Formuler plus précisément les comportements
Pour que le comportement à tester dans chaque méthode soit plus clairement identifié, nous allons structurer chaque test en 3 sections (GIVEN, WHEN, THEN). Le plus simple est d’insérer des commentaires :
public class RockMusicGuideTest { @Test public void should_suggest_Muse_if_user_library_contains_Radiohead_albums() { // GIVEN MusicGuide guide = new RockMusicGuide(); List<String> library = Arrays.asList("Radiohead", "Biffy Clyro", "Rolling Stones"); // WHEN List<String> suggestions = guide.inLibrary(library).suggest(); // THEN assertThat(suggestions).contains("Muse"); } @Test public void should_suggest_ACDC_if_user_is_born_in_the_60s() { // GIVEN MusicGuide guide = new RockMusicGuide() .inLibrary("Radiohead", "Biffy Clyro", "Rolling Stones", "Muse"); int birthYear = 1964; // WHEN List<String> suggestions = guide.forUserBirthYear(birthYear).suggest(); // THEN assertThat(suggestions).contains("AC/DC"); } }
Observations :
- la section GIVEN contient la mise en place du contexte d’exécution du test ;
- la section WHEN permet d’exercer un comportement précis du composant qui est testé : ici, la suggestion en fonction du contenu de la librairie dans le premier test, puis la suggestion en fonction de l’année de naissance dans le second ;
- la section THEN contient les vérifications concernant le résultat du test : assertions, vérification des appels aux mocks, etc ;
- pour séparer ces trois sections et alléger la notation, certains développeurs préfèrent utiliser des sauts de ligne ;
- l’intérêt de cette pratique est de focaliser le test en désignant précisément le comportement qui est testé, agissant ainsi comme un « mode d’emploi » du composant ;
- cela permet aussi de faciliter la paramétrisation des tests. Si on veut décliner le test pour plusieurs années de naissance, il est facile de créer un test paramétrique sur cette variable, par exemple grâce à junitparams ou à l’annotation
@Parameters
de Junit.
Conclusion
Voici ce que nous avons spécifié dans ce billet :
- l’interface d’un composant de recommandation musicale ;
- une liste de comportements attendus (dans la signature des méthodes de test) pour une implémentation spécifique rock ;
- le détail de chaque comportement, soigneusement expliqué sous forme de scénario BDD à l’intérieur des méthodes de test.
L’implémentation reste donc à faire (peut-être un prochain article) et nous respectons l’approche BDD, tout en conservant un outillage familier pour de nombreux développeurs java (FEST, Junit).
Dans Literate Programming, Donald Knuth (créateur de TeX) avait déjà exprimé tout l’enjeu de la démarche présentée dans cet article :
Je crois que le temps est venu pour une amélioration significative de la documentation des programmes, et que le meilleur moyen d’y arriver est de considérer les programmes comme des œuvres littéraires.

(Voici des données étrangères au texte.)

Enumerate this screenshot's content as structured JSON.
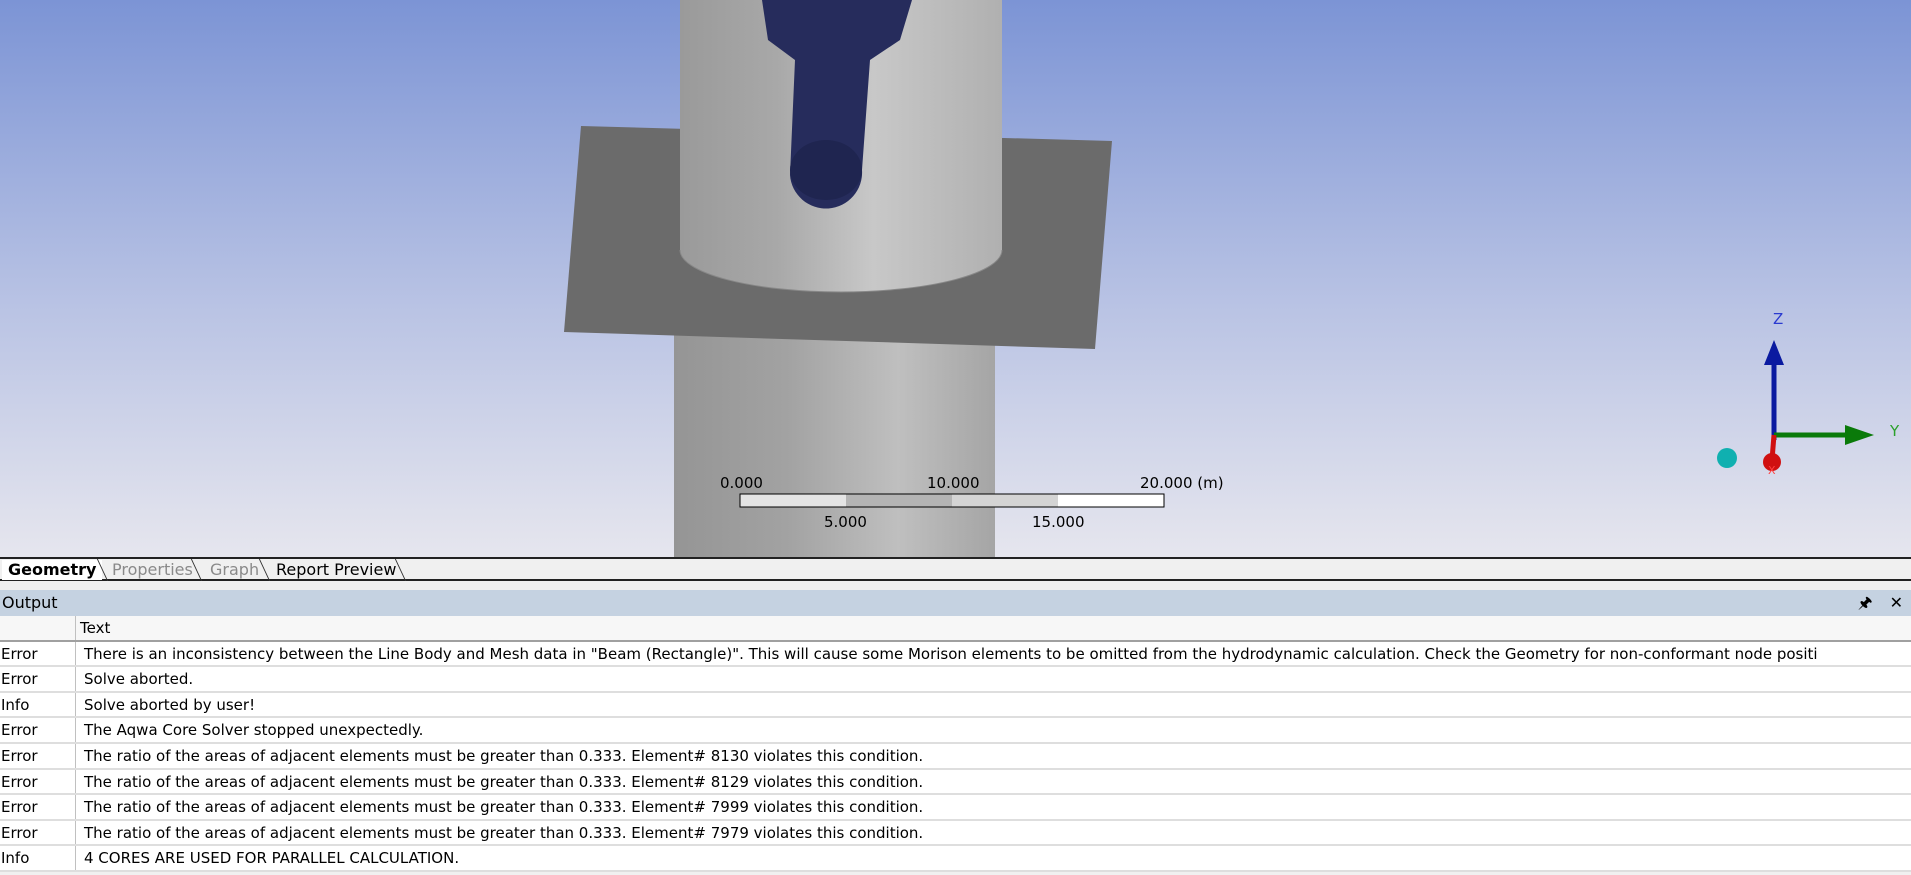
{
  "viewport": {
    "scale_bar": {
      "top_labels": [
        "0.000",
        "10.000",
        "20.000 (m)"
      ],
      "bottom_labels": [
        "5.000",
        "15.000"
      ]
    },
    "triad": {
      "z_label": "Z",
      "y_label": "Y",
      "x_label": "X",
      "colors": {
        "z": "#0a1aa0",
        "y": "#0a7a0a",
        "x": "#d01010",
        "iso": "#10b0b0"
      }
    }
  },
  "tabs": [
    {
      "label": "Geometry",
      "active": true
    },
    {
      "label": "Properties",
      "active": false
    },
    {
      "label": "Graph",
      "active": false
    },
    {
      "label": "Report Preview",
      "active": false
    }
  ],
  "output": {
    "title": "Output",
    "pin_icon": "pin-icon",
    "close_icon": "close-icon",
    "columns": [
      "",
      "Text"
    ],
    "rows": [
      {
        "type": "Error",
        "text": "There is an inconsistency between the Line Body and Mesh data in \"Beam (Rectangle)\". This will cause some Morison elements to be omitted from the hydrodynamic calculation. Check the Geometry for non-conformant node positi"
      },
      {
        "type": "Error",
        "text": "Solve aborted."
      },
      {
        "type": "Info",
        "text": "Solve aborted by user!"
      },
      {
        "type": "Error",
        "text": "The Aqwa Core Solver stopped unexpectedly."
      },
      {
        "type": "Error",
        "text": "The ratio of the areas of adjacent elements must be greater than 0.333. Element# 8130 violates this condition."
      },
      {
        "type": "Error",
        "text": "The ratio of the areas of adjacent elements must be greater than 0.333. Element# 8129 violates this condition."
      },
      {
        "type": "Error",
        "text": "The ratio of the areas of adjacent elements must be greater than 0.333. Element# 7999 violates this condition."
      },
      {
        "type": "Error",
        "text": "The ratio of the areas of adjacent elements must be greater than 0.333. Element# 7979 violates this condition."
      },
      {
        "type": "Info",
        "text": "4 CORES ARE USED FOR PARALLEL CALCULATION."
      }
    ]
  }
}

D’où mon titre, « programmation lettrée ».
Nous devons changer notre attitude traditionnelle envers la construction des programmes : au lieu de considérer que notre tâche principale est de dire à un ordinateur ce qu’il doit faire, appliquons-nous plutôt à expliquer à des êtres humains ce que nous voulons que l’ordinateur fasse.
Le praticien de programmation lettrée peut être vu comme un essayiste, qui s’attache principalement à l’exposition du sujet et à l’excellence du style. Un tel auteur, le dictionnaire à la main, choisit avec soin les noms de ses variables et explique la signification de chacune. Il cherche à obtenir un programme qui est compréhensible parce que les concepts ont été présentés dans le meilleur ordre pour la compréhension humaine, en utilisant un mélange de méthodes formelles et informelles qui se complètent l’une l’autre.
L’application du BDD aux tests unitaires se rapproche du literate programming. Le code java devient un support de communication et vous devenez un « programmeur lettré » dont l’oeuvre n’est pas réalisable par un bête générateur de tests.